Police Paris 1900
Most reviewers will do their work after the first episode and might comment whether they will stay with it.
This review comes after the concluding episode last Saturday.
This French series about a decapitation of a woman set in post-Dreyfus Paris appears to be sufficiently successful that a second is currently being filmed.
This is often the great hope of the cast. I read James Gandolfini and “wife’ Carmela played by Edie Falco in the Sopranos were unknown and both amazed and delighted when that ran to a second series.
It, of course, became landmark television.
This was well-acted with a series of characters mercifully not shackled by BBC diversity.

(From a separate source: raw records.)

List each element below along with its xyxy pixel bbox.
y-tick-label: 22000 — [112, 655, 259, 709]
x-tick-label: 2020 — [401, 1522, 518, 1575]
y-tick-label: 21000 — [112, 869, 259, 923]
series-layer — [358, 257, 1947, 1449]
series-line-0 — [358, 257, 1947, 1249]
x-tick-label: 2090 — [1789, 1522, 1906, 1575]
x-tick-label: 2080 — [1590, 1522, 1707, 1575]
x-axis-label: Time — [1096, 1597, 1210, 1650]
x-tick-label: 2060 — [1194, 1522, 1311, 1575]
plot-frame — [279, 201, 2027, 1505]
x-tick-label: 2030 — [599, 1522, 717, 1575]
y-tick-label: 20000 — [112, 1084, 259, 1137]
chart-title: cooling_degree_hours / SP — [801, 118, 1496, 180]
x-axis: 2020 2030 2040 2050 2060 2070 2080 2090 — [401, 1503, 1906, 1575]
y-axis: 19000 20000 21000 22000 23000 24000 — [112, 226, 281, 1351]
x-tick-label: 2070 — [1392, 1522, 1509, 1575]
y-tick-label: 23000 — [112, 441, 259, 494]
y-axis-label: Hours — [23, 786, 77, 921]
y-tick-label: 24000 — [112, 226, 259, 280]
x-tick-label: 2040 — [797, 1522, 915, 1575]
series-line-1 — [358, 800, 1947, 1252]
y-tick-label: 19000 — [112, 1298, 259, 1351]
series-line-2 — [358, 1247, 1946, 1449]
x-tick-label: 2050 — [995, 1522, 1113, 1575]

The women, especially the wife (Valerie Dashwood) of Prefet Lepine (Marc Baube) were manipulative, as was the central character Meg Stahlein, the courtesan wife of a painter, played by Evelyne Bouchu.
One only has to look at some of the brothel pictures of Henri Toulouse Lautrec, or read Nana by Emile Zola, to understand that the courtesan was an established personnage in France at the time.
It was interesting to discover the methods of detection – e.g. finger prints – were possible but the post mortem of the decapitated woman Josephine Berger was the main resource.
There is corruption within the force – a staple for all police dramas.
Eight episodes were possibly too many as you need a twist in the narrative at the end of each to sustain it.
The vile anti-semitism that was rife during the Dreyfus trial was well-created with precise attention to clothes and location.